Valgrind
The program valgrind is a tool to detect memory leaks and violations in a program. It tracks the allocated memory and checks if it was freed. Additionally it checks if a programm writes outside its allocated memory or threads writes at the same time to the same memory.
Usage
To use valgrind please load the actual release of valgind by
module load valgrind
To use valgrind the code should be compiled with debug symbols (-g option for most of the compilers) so that errors could be backtraced to the source code line. After compiling the program will be started with valgrind typically by
valgrind -v --leack-check=full <program> [program_options] >& valgrind.out
The typical output of valgrind is very long and sometimes not easy to understand. For more informations see the user guide.
For analyzing parallel MPI programs the mpirun/mpiexec statement including its options must precede the command line above. In this case it could be useful to write the output into a file with a suffix of the rank. This can be done by the command line option --log-file and the substitution %q{}of valgrind. For example valgrind can be started by
mpirun -np <number_of_processes> ... valgrind -v --leak-check=full --log-file="valgrind.out.%q{PMI_RANK}" <mpiprogram> [program_options]

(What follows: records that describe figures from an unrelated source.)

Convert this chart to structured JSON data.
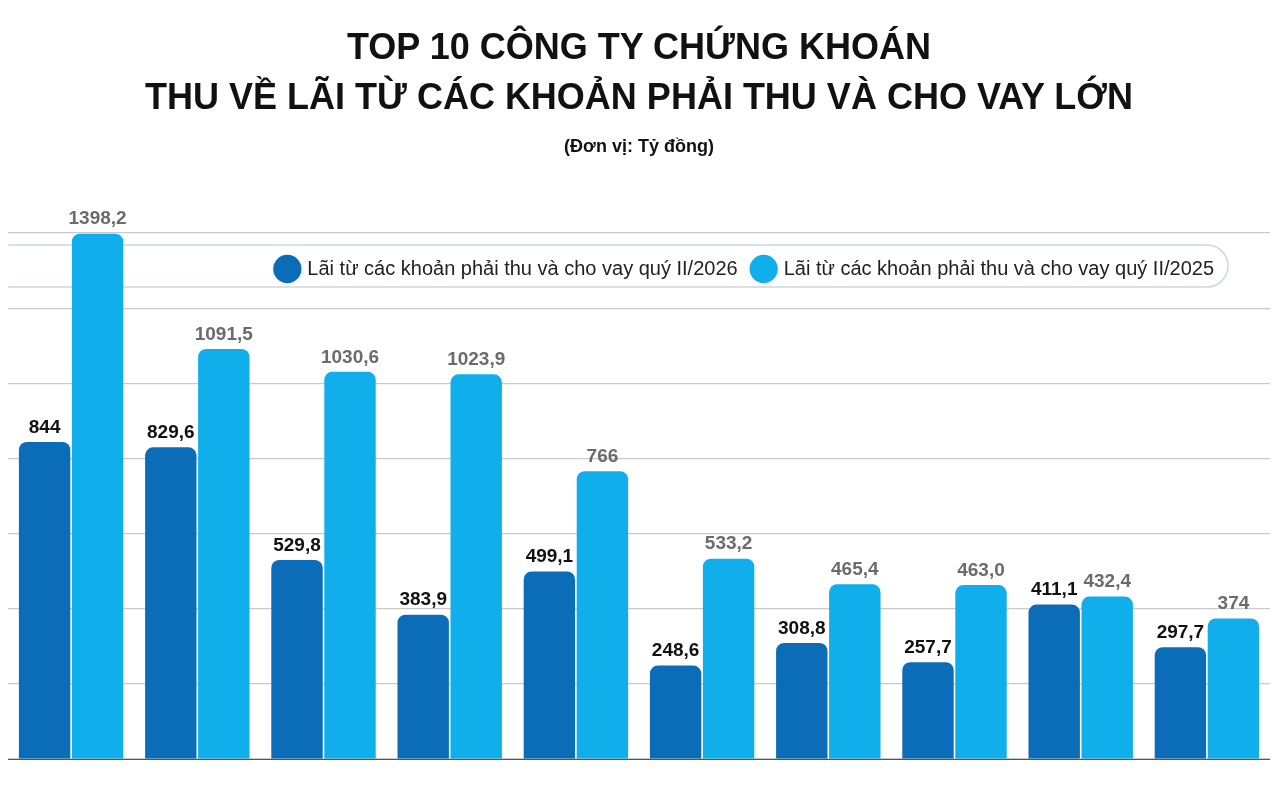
{
  "chart_data": {
    "type": "bar",
    "title": "TOP 10 CÔNG TY CHỨNG KHOÁN\nTHU VỀ LÃI TỪ CÁC KHOẢN PHẢI THU VÀ CHO VAY LỚN",
    "subtitle": "(Đơn vị: Tỷ đồng)",
    "categories": [
      null,
      null,
      null,
      null,
      null,
      null,
      null,
      null,
      null,
      null
    ],
    "series": [
      {
        "name": "Lãi từ các khoản phải thu và cho vay quý II/2026",
        "color": "#0b6db8",
        "values": [
          844,
          829.6,
          529.8,
          383.9,
          499.1,
          248.6,
          308.8,
          257.7,
          411.1,
          297.7
        ],
        "value_labels": [
          "844",
          "829,6",
          "529,8",
          "383,9",
          "499,1",
          "248,6",
          "308,8",
          "257,7",
          "411,1",
          "297,7"
        ]
      },
      {
        "name": "Lãi từ các khoản phải thu và cho vay quý II/2025",
        "color": "#10aeea",
        "values": [
          1398.2,
          1091.5,
          1030.6,
          1023.9,
          766,
          533.2,
          465.4,
          463.0,
          432.4,
          374
        ],
        "value_labels": [
          "1398,2",
          "1091,5",
          "1030,6",
          "1023,9",
          "766",
          "533,2",
          "465,4",
          "463,0",
          "432,4",
          "374"
        ]
      }
    ],
    "ylim": [
      0,
      1400
    ],
    "yticks": [
      {
        "value": 0,
        "label": null
      },
      {
        "value": 200,
        "label": null
      },
      {
        "value": 400,
        "label": null
      },
      {
        "value": 600,
        "label": null
      },
      {
        "value": 800,
        "label": null
      },
      {
        "value": 1000,
        "label": null
      },
      {
        "value": 1200,
        "label": null
      },
      {
        "value": 1400,
        "label": null
      }
    ],
    "grid": "y",
    "tick_labels": false,
    "legend": "top right"
  }
}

for Intel MPI. Here the statement %q{PMI_RANK} is substituted by the value of environment variable PMI_RANK which is set by Intel MPI. For OpenMPI the variable name PMI_RANK has to be replaced by OMPI_COMM_WORLD_RANK. The output is then redirected into the files valdgrind.out.[0...<number_of_processes>] for each process/rank. If for example the error occurs on rank 123 the related message can be found in the file valdgrind.out.123.
Note:
- By using valgrind the runtime of the tested program increases dramatically so that the tests should be done on small problems.
- Sometimes error messages occurs due to compiler libraries (especially Intel compiler) which are not really an error.
Known issues
- Binaries build with the Intel compilers shows a lot of error messages in some libraries due to uninitialized values (e.g. in command vsprintf). These messages comes from the optimized Intel libraries and can be ignored.